Ne yazık ki AK Parti iktidarı planlı bir şekilde Türkiye'nin Batı'ya olan yönünü Ortadoğu bataklığına çevirdi.
Ülkemizi Ortadoğu mezhep bataklığına bulaştırdı.
Savaştan kaçan 3,5 milyon Suriyeliyi besleyerek zaten en büyük bedeli ödeyen ülkemiz ne yazık ki iflas eden Ortadoğu politikaları yüzünden sırtımıza yeni bedeller daha yüklenmeye başlandı.
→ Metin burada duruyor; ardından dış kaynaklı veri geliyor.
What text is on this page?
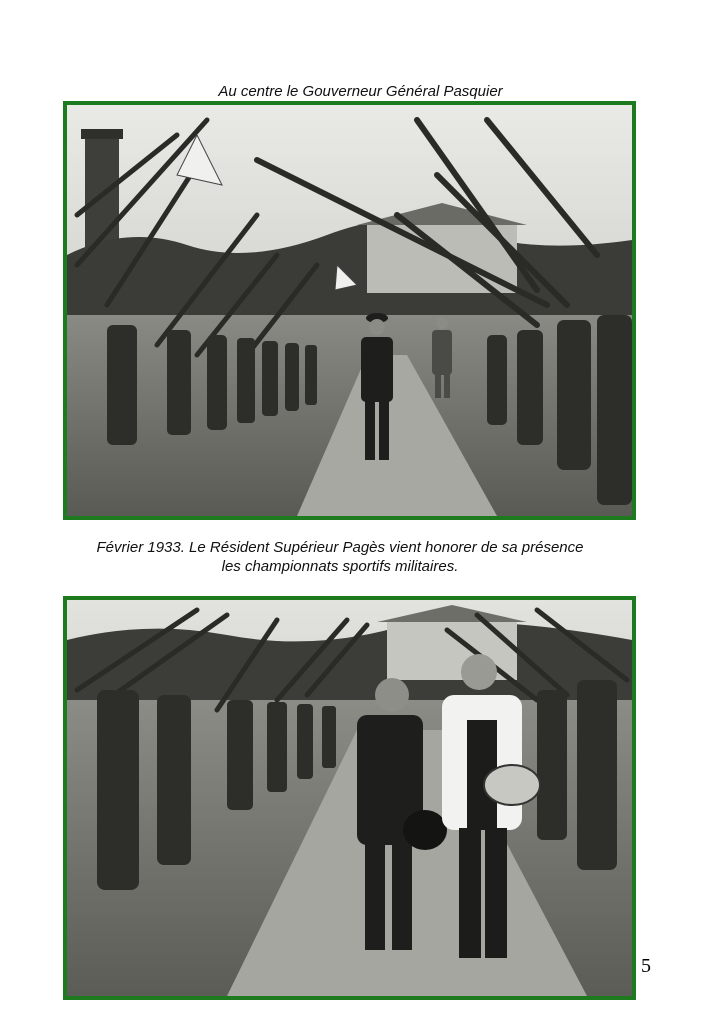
Au centre le Gouverneur Général Pasquier
Février 1933. Le Résident Supérieur Pagès vient honorer de sa présence
les championnats sportifs militaires.
5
YENİ ŞEHİTLER TEPESİ OLMASIN
Ülkemiz yangın yerine dönerken, güven ortamı kalmadı. Ülkeyi yönetenler artık terör örgütleri tarafından kandırılmasın. İnsanlarımız teröre kurban gitmesin. Canlı bombalar kendilerini patlatırken, istihbarat birimlerimiz kış uykusuna yatmasın. Her gün 10'larca şehit haberi gelmesin. Analar, çocuklar, babalar ağlamasın. Kendi çocuklarını aldıkları raporlarla askere göndermeyenler, parası olanlara bedelli askerlik yaptıranlar televizyonlarda, meydanlarda 'Şehit edebiyatı' yapmasın. Artık yeni ölümler olmasın. Babalar, analar evlatlarını toprağa gömmesin. Yeni şehitler tepesi, şehitler köprüsü, şehitler okulu, şehitler parkı olmasın. Ülkemin güzel insanları, cennet vatanımda barış ve huzur içerisinde yaşasın…
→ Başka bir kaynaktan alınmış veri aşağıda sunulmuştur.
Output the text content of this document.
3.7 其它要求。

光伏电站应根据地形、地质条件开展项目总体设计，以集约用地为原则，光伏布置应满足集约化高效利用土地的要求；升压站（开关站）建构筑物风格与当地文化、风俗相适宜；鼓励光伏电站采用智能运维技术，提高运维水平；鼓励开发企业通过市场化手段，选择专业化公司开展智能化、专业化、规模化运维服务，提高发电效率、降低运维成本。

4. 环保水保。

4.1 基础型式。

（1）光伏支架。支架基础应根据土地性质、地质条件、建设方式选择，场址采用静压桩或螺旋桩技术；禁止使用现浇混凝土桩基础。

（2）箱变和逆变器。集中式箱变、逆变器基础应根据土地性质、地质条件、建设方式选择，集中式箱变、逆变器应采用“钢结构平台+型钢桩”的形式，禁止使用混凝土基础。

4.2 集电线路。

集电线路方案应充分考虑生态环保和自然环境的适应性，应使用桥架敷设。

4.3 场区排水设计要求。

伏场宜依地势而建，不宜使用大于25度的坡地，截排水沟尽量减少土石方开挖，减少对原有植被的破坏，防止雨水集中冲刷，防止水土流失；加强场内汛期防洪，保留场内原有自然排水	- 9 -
------------------------------------------------------------
FOTO ŞAKA
Cumhurbaşkanı Recep Tayyip Erdoğan: Bak Putin bugünden sonra artık kimse beni aldatamaz.
Rusya Devlet Başkanı Vladimir Putin: Sayın Erdoğan, aldatılma ve kandırılmanın kitabını yazmış birisi olarak bugün bana Dünyanın en güzel kısa fıkrasını anlattınız.
Cumhurbaşkanı eşi Emine Erdoğan: Tayyipciğim, 'bizi kimse aldatamaz, ancak biz kendi kendimizi aldatırız' deseydin ya keşke!